Estoy nervioso y lejos de casa. Empuño mi saxofón. Mi corazón se torna veloz; creo que es normal en estas situaciones; pero, bueno, es lo que me gusta hacer. El telón negro que está ahí: inerte, frívolo, oscuro, me separa del público. De pronto escucho un timbre que nos avisa el segundo llamado para empezar el concierto. Miro hacia un lado y hacia otro buscando a mis compañeros; están ahí, ríen y bromean, aunque en sus rostros puedo percibir que están sintiendo lo mismo que yo, y me pregunto: “¿Cómo vine a parar hasta aquí?”. Y, entonces, como un rayo, empiezo a desempolvar en mi memoria aquellos ingenuos días en el Colegio INEM de Montería, cuando con esa vitalidad propia de la niñez me sentí atraído por un imán dorado: el saxofón. Sucedió cuando, en un ensayo, le pregunté al maestro Tobías con voz temblorosa:
—¿Puedo?
Él, un poco incrédulo y perturbado por los sonidos ensordecedores de trompetas y trombones, me hizo la pregunta:
—¿Y de dónde saliste tú?
Tímidamente le contesté:
—De aquí.
—¿Y qué sabes tú de música?
—Yo estudié flauta y piano con el maestro Pacho.
Me miró nuevamente y expresó:
—¡Ah, bien!
Con toda la paciencia y dedicación, con esa vocación de maestro, me explicó:
—Tómalo así, suénalo; no, no; así, eso, eso.
Me entregó un papel casi desecho, con cicatrices, sobreviviente, quizás, de mil manos y de tercas y buenas batallas.
—Esta es tu primera melodía, luego vengo a escucharte.
Lo miré, su título: “La mona Carolina”. Pensé: “¡Porro, es lo mío, lo he escuchado!”. Entonces, entre sonidos malogrados y aullidos, comencé a tocarlo.
—¡Lo toqué! —exclamé.
Desde ese momento empezó mi idilio con mi música, mi música sinuana y Caribe, que la llevo en el alma. Comencé a entenderla, a cuidarla como a un tesoro, porque entre más la oía y la tocaba, ratificaba de dónde venía y hacia donde debía atracar mis sueños.
Nuevamente, se escucha ese murmullo de conversaciones polifónicas del otro lado del telón, y pienso: “Estoy seguro de que lo que les traemos les gustará, no tengo dudas”.

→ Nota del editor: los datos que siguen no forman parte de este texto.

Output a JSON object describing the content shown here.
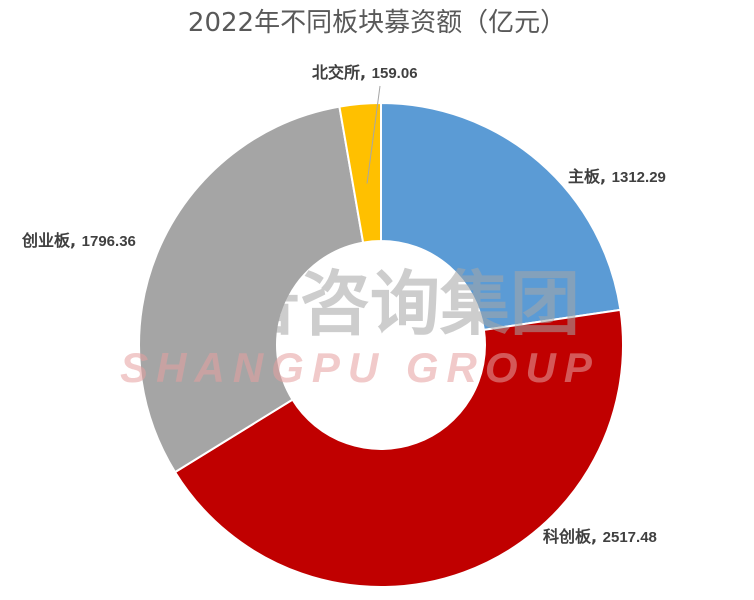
{
  "chart_data": {
    "type": "pie",
    "title": "2022年不同板块募资额（亿元）",
    "categories": [
      "主板",
      "科创板",
      "创业板",
      "北交所"
    ],
    "values": [
      1312.29,
      2517.48,
      1796.36,
      159.06
    ],
    "colors": [
      "#5b9bd5",
      "#c00000",
      "#a5a5a5",
      "#ffc000"
    ],
    "value_labels": [
      "1312.29",
      "2517.48",
      "1796.36",
      "159.06"
    ],
    "legend": "none",
    "donut": true
  },
  "watermark": {
    "cn": "尚普咨询集团",
    "en": "SHANGPU GROUP"
  }
}
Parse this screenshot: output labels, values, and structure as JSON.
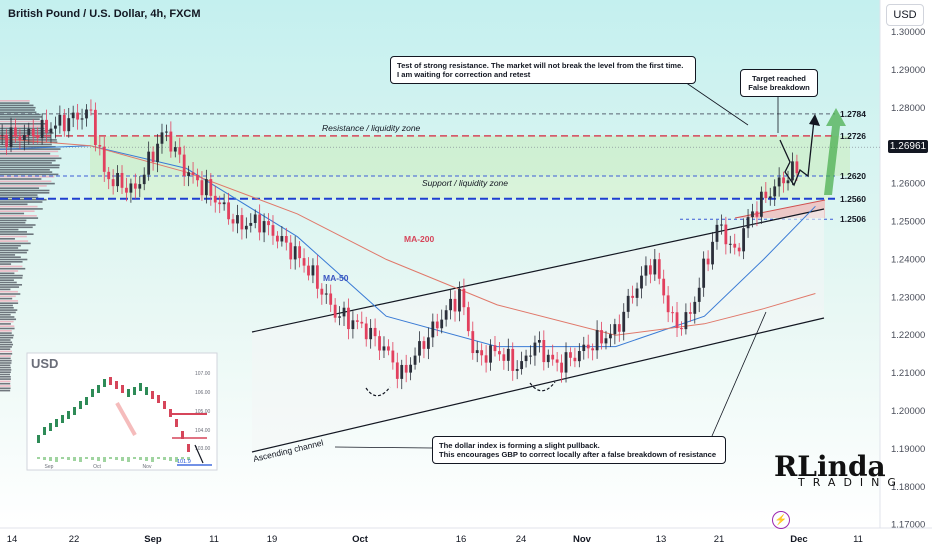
{
  "header": {
    "title": "British Pound / U.S. Dollar, 4h, FXCM",
    "currency_button": "USD",
    "current_price": "1.26961"
  },
  "annotations": {
    "resistance_zone": "Resistance / liquidity zone",
    "support_zone": "Support / liquidity zone",
    "ma200": "MA-200",
    "ma50": "MA-50",
    "channel": "Ascending channel",
    "note_top_1": "Test of strong resistance. The market will not break the level from the first time.",
    "note_top_2": "I am waiting for correction and retest",
    "note_target_1": "Target reached",
    "note_target_2": "False breakdown",
    "note_bottom_1": "The dollar index is forming a slight pullback.",
    "note_bottom_2": "This encourages GBP to correct locally after a false breakdown of resistance"
  },
  "inset": {
    "title": "USD",
    "y_ticks": [
      "107.00",
      "106.00",
      "105.00",
      "104.00",
      "103.00"
    ],
    "x_ticks": [
      "Sep",
      "Oct",
      "Nov"
    ],
    "last_value": "101.9"
  },
  "logo": {
    "main": "RLinda",
    "sub": "TRADING"
  },
  "chart_data": {
    "type": "line",
    "title": "British Pound / U.S. Dollar, 4h, FXCM",
    "xlabel": "",
    "ylabel": "",
    "ylim": [
      1.165,
      1.305
    ],
    "x_ticks": [
      "14",
      "22",
      "Sep",
      "11",
      "19",
      "Oct",
      "16",
      "24",
      "Nov",
      "13",
      "21",
      "Dec",
      "11"
    ],
    "y_ticks": [
      "1.30000",
      "1.29000",
      "1.28000",
      "1.27000",
      "1.26000",
      "1.25000",
      "1.24000",
      "1.23000",
      "1.22000",
      "1.21000",
      "1.20000",
      "1.19000",
      "1.18000",
      "1.17000"
    ],
    "levels": [
      {
        "label": "1.2784",
        "value": 1.2784
      },
      {
        "label": "1.2726",
        "value": 1.2726
      },
      {
        "label": "1.2620",
        "value": 1.262
      },
      {
        "label": "1.2560",
        "value": 1.256
      },
      {
        "label": "1.2506",
        "value": 1.2506
      }
    ],
    "series": [
      {
        "name": "",
        "x": [
          "Aug 9",
          "Aug 14",
          "Aug 18",
          "Aug 22",
          "Aug 24",
          "Aug 28",
          "Sep 1",
          "Sep 4",
          "Sep 7",
          "Sep 11",
          "Sep 14",
          "Sep 19",
          "Sep 21",
          "Sep 24",
          "Sep 28",
          "Oct 1",
          "Oct 3",
          "Oct 6",
          "Oct 9",
          "Oct 11",
          "Oct 13",
          "Oct 16",
          "Oct 19",
          "Oct 21",
          "Oct 24",
          "Oct 26",
          "Oct 29",
          "Nov 1",
          "Nov 3",
          "Nov 6",
          "Nov 9",
          "Nov 11",
          "Nov 13",
          "Nov 15",
          "Nov 17",
          "Nov 19",
          "Nov 21",
          "Nov 23",
          "Nov 26",
          "Nov 28"
        ],
        "values": [
          1.272,
          1.273,
          1.276,
          1.279,
          1.262,
          1.258,
          1.274,
          1.263,
          1.258,
          1.249,
          1.25,
          1.241,
          1.236,
          1.226,
          1.222,
          1.216,
          1.209,
          1.218,
          1.226,
          1.231,
          1.214,
          1.216,
          1.211,
          1.218,
          1.212,
          1.214,
          1.218,
          1.221,
          1.23,
          1.24,
          1.222,
          1.225,
          1.238,
          1.25,
          1.241,
          1.251,
          1.256,
          1.26,
          1.265,
          1.274
        ]
      },
      {
        "name": "MA-50",
        "x": [
          "Aug 9",
          "Aug 22",
          "Sep 4",
          "Sep 19",
          "Oct 1",
          "Oct 16",
          "Nov 1",
          "Nov 13",
          "Nov 21",
          "Nov 28"
        ],
        "values": [
          1.269,
          1.27,
          1.264,
          1.246,
          1.225,
          1.217,
          1.217,
          1.225,
          1.24,
          1.254
        ]
      },
      {
        "name": "MA-200",
        "x": [
          "Aug 9",
          "Aug 22",
          "Sep 4",
          "Sep 19",
          "Oct 1",
          "Oct 16",
          "Nov 1",
          "Nov 13",
          "Nov 21",
          "Nov 28"
        ],
        "values": [
          1.272,
          1.27,
          1.263,
          1.252,
          1.24,
          1.228,
          1.22,
          1.223,
          1.227,
          1.231
        ]
      }
    ]
  }
}
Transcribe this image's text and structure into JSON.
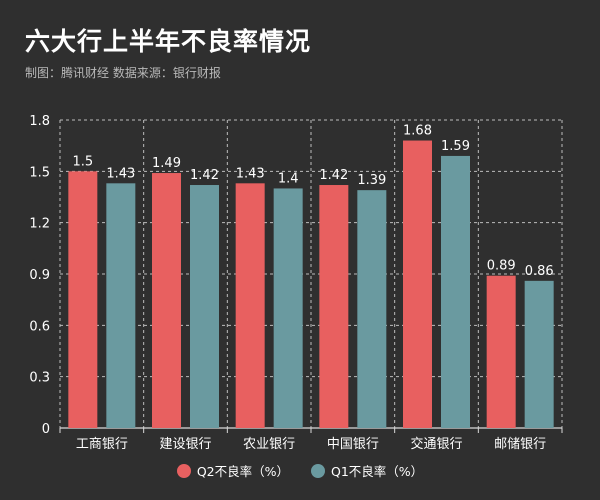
{
  "header": {
    "title": "六大行上半年不良率情况",
    "subtitle": "制图：腾讯财经  数据来源：银行财报"
  },
  "colors": {
    "background": "#2f2f2f",
    "q2": "#e86060",
    "q1": "#6a9aa0",
    "grid": "#bdbdbd",
    "axis": "#d9d9d9"
  },
  "chart_data": {
    "type": "bar",
    "categories": [
      "工商银行",
      "建设银行",
      "农业银行",
      "中国银行",
      "交通银行",
      "邮储银行"
    ],
    "series": [
      {
        "name": "Q2不良率（%）",
        "values": [
          1.5,
          1.49,
          1.43,
          1.42,
          1.68,
          0.89
        ],
        "labels": [
          "1.5",
          "1.49",
          "1.43",
          "1.42",
          "1.68",
          "0.89"
        ]
      },
      {
        "name": "Q1不良率（%）",
        "values": [
          1.43,
          1.42,
          1.4,
          1.39,
          1.59,
          0.86
        ],
        "labels": [
          "1.43",
          "1.42",
          "1.4",
          "1.39",
          "1.59",
          "0.86"
        ]
      }
    ],
    "yticks": [
      "0",
      "0.3",
      "0.6",
      "0.9",
      "1.2",
      "1.5",
      "1.8"
    ],
    "ylim": [
      0,
      1.8
    ],
    "grid": true,
    "legend_position": "bottom-center"
  }
}
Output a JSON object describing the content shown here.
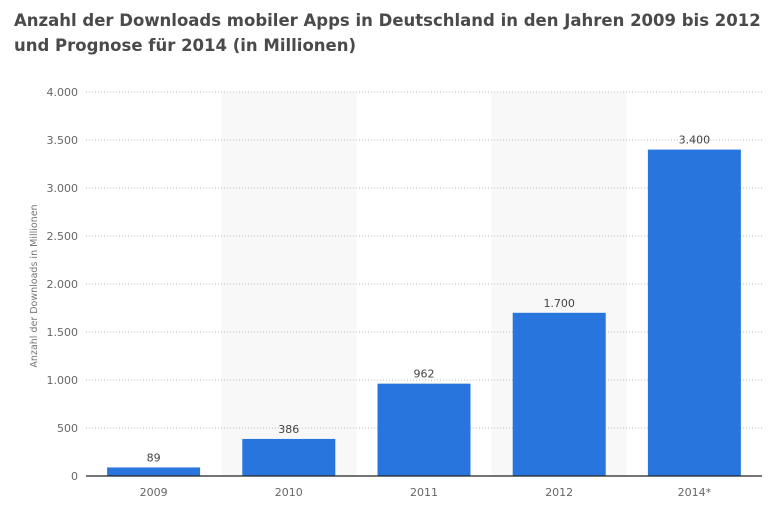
{
  "chart_data": {
    "type": "bar",
    "title": "Anzahl der Downloads mobiler Apps in Deutschland in den Jahren 2009 bis 2012 und Prognose für 2014 (in Millionen)",
    "xlabel": "",
    "ylabel": "Anzahl der Downloads in Millionen",
    "categories": [
      "2009",
      "2010",
      "2011",
      "2012",
      "2014*"
    ],
    "values": [
      89,
      386,
      962,
      1700,
      3400
    ],
    "value_labels": [
      "89",
      "386",
      "962",
      "1.700",
      "3.400"
    ],
    "ylim": [
      0,
      4000
    ],
    "yticks": [
      0,
      500,
      1000,
      1500,
      2000,
      2500,
      3000,
      3500,
      4000
    ],
    "ytick_labels": [
      "0",
      "500",
      "1.000",
      "1.500",
      "2.000",
      "2.500",
      "3.000",
      "3.500",
      "4.000"
    ],
    "grid": true,
    "bar_color": "#2876dd",
    "band_color": "#f8f8f8"
  }
}
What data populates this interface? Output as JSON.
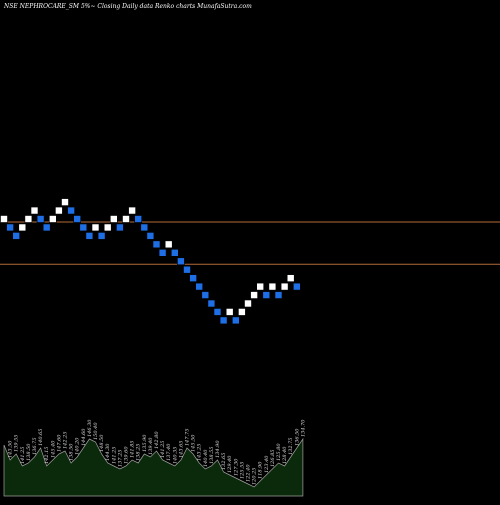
{
  "chart_data": {
    "type": "renko",
    "title": "NSE NEPHROCARE_SM 5%~   Closing Daily data  Renko  charts MunafaSutra.com",
    "colors": {
      "background": "#000000",
      "up_brick": "#ffffff",
      "down_brick": "#1e6ee6",
      "reference_line": "#b36b3a",
      "volume_fill": "#0b2a0b",
      "volume_stroke": "#a0a0a0"
    },
    "bricks": [
      {
        "level": 0,
        "dir": "up"
      },
      {
        "level": -1,
        "dir": "down"
      },
      {
        "level": -2,
        "dir": "down"
      },
      {
        "level": -1,
        "dir": "up"
      },
      {
        "level": 0,
        "dir": "up"
      },
      {
        "level": 1,
        "dir": "up"
      },
      {
        "level": 0,
        "dir": "down"
      },
      {
        "level": -1,
        "dir": "down"
      },
      {
        "level": 0,
        "dir": "up"
      },
      {
        "level": 1,
        "dir": "up"
      },
      {
        "level": 2,
        "dir": "up"
      },
      {
        "level": 1,
        "dir": "down"
      },
      {
        "level": 0,
        "dir": "down"
      },
      {
        "level": -1,
        "dir": "down"
      },
      {
        "level": -2,
        "dir": "down"
      },
      {
        "level": -1,
        "dir": "up"
      },
      {
        "level": -2,
        "dir": "down"
      },
      {
        "level": -1,
        "dir": "up"
      },
      {
        "level": 0,
        "dir": "up"
      },
      {
        "level": -1,
        "dir": "down"
      },
      {
        "level": 0,
        "dir": "up"
      },
      {
        "level": 1,
        "dir": "up"
      },
      {
        "level": 0,
        "dir": "down"
      },
      {
        "level": -1,
        "dir": "down"
      },
      {
        "level": -2,
        "dir": "down"
      },
      {
        "level": -3,
        "dir": "down"
      },
      {
        "level": -4,
        "dir": "down"
      },
      {
        "level": -3,
        "dir": "up"
      },
      {
        "level": -4,
        "dir": "down"
      },
      {
        "level": -5,
        "dir": "down"
      },
      {
        "level": -6,
        "dir": "down"
      },
      {
        "level": -7,
        "dir": "down"
      },
      {
        "level": -8,
        "dir": "down"
      },
      {
        "level": -9,
        "dir": "down"
      },
      {
        "level": -10,
        "dir": "down"
      },
      {
        "level": -11,
        "dir": "down"
      },
      {
        "level": -12,
        "dir": "down"
      },
      {
        "level": -11,
        "dir": "up"
      },
      {
        "level": -12,
        "dir": "down"
      },
      {
        "level": -11,
        "dir": "up"
      },
      {
        "level": -10,
        "dir": "up"
      },
      {
        "level": -9,
        "dir": "up"
      },
      {
        "level": -8,
        "dir": "up"
      },
      {
        "level": -9,
        "dir": "down"
      },
      {
        "level": -8,
        "dir": "up"
      },
      {
        "level": -9,
        "dir": "down"
      },
      {
        "level": -8,
        "dir": "up"
      },
      {
        "level": -7,
        "dir": "up"
      },
      {
        "level": -8,
        "dir": "down"
      }
    ],
    "reference_lines": [
      {
        "level": 0
      },
      {
        "level": -5
      }
    ],
    "volume": [
      {
        "value": 0.85,
        "label": ""
      },
      {
        "value": 0.6,
        "label": "143.50"
      },
      {
        "value": 0.7,
        "label": "139.55"
      },
      {
        "value": 0.5,
        "label": "141.25"
      },
      {
        "value": 0.55,
        "label": "138.50"
      },
      {
        "value": 0.65,
        "label": "136.75"
      },
      {
        "value": 0.8,
        "label": "140.65"
      },
      {
        "value": 0.5,
        "label": "142.15"
      },
      {
        "value": 0.6,
        "label": "145.40"
      },
      {
        "value": 0.7,
        "label": "147.60"
      },
      {
        "value": 0.75,
        "label": "142.25"
      },
      {
        "value": 0.55,
        "label": "138.50"
      },
      {
        "value": 0.65,
        "label": "140.20"
      },
      {
        "value": 0.8,
        "label": "144.60"
      },
      {
        "value": 0.95,
        "label": "146.30"
      },
      {
        "value": 0.9,
        "label": "150.40"
      },
      {
        "value": 0.7,
        "label": "148.50"
      },
      {
        "value": 0.55,
        "label": "144.30"
      },
      {
        "value": 0.5,
        "label": "141.25"
      },
      {
        "value": 0.45,
        "label": "137.25"
      },
      {
        "value": 0.5,
        "label": "139.60"
      },
      {
        "value": 0.6,
        "label": "141.85"
      },
      {
        "value": 0.55,
        "label": "138.25"
      },
      {
        "value": 0.7,
        "label": "135.90"
      },
      {
        "value": 0.65,
        "label": "139.40"
      },
      {
        "value": 0.75,
        "label": "142.80"
      },
      {
        "value": 0.6,
        "label": "141.25"
      },
      {
        "value": 0.55,
        "label": "137.40"
      },
      {
        "value": 0.5,
        "label": "140.35"
      },
      {
        "value": 0.6,
        "label": "143.65"
      },
      {
        "value": 0.8,
        "label": "147.75"
      },
      {
        "value": 0.7,
        "label": "145.50"
      },
      {
        "value": 0.55,
        "label": "143.25"
      },
      {
        "value": 0.45,
        "label": "140.40"
      },
      {
        "value": 0.5,
        "label": "138.55"
      },
      {
        "value": 0.6,
        "label": "134.90"
      },
      {
        "value": 0.4,
        "label": "132.65"
      },
      {
        "value": 0.35,
        "label": "129.40"
      },
      {
        "value": 0.3,
        "label": "127.30"
      },
      {
        "value": 0.25,
        "label": "125.55"
      },
      {
        "value": 0.2,
        "label": "122.40"
      },
      {
        "value": 0.15,
        "label": "120.25"
      },
      {
        "value": 0.25,
        "label": "118.90"
      },
      {
        "value": 0.35,
        "label": "123.40"
      },
      {
        "value": 0.45,
        "label": "126.85"
      },
      {
        "value": 0.55,
        "label": "125.80"
      },
      {
        "value": 0.5,
        "label": "128.40"
      },
      {
        "value": 0.65,
        "label": "132.75"
      },
      {
        "value": 0.8,
        "label": "136.50"
      },
      {
        "value": 0.95,
        "label": "134.70"
      }
    ]
  }
}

¿En qué iba? ¡Ah, ya! Seguí estudiando, enseñando, andando, disfrutando la música, el saxofón, que es parte de mí. Y entre más ando, apreciando siempre los sonidos de este vibrante planeta, más me convenzo de que estamos hechos de cultura, que es nuestra esencia; y agradezco a la vida, a Dios, la oportunidad que me dio de cultivar la música de una de las regiones más bellas, de una esquina que es más que geografía, que es canto y poesía.
Estoy aquí, nervioso, sudoroso, porque la responsabilidad de representar la cultura de mi tierra requiere de seriedad, entrega, pasión. Me falta mucho, tal vez se me acabe la vida intentando perfeccionar mi arte, pero vale la pena.
Miro el reloj, se nos acabaron los cinco minutos. Suena el último timbre. Mis compañeros, mis hermanos, están a mi lado. Nos tomamos de la mano. Todos sabemos qué es lo que nos corresponde hacer. Han sido no sé cuántas horas de ensayo.
Nuestra recompensa va más allá de lo material, lo nuestro es sublime…
Levantan lentamente el telón. El murmullo se opaca poco a poco, ya no se escucha. Los miro, ellos están ahí por nosotros, por lo que somos. Ahora, solo debo concentrarme en dar lo mejor. Tomamos, al unísono, una bocanada de aire, y ocurre el milagro, todo se hace música.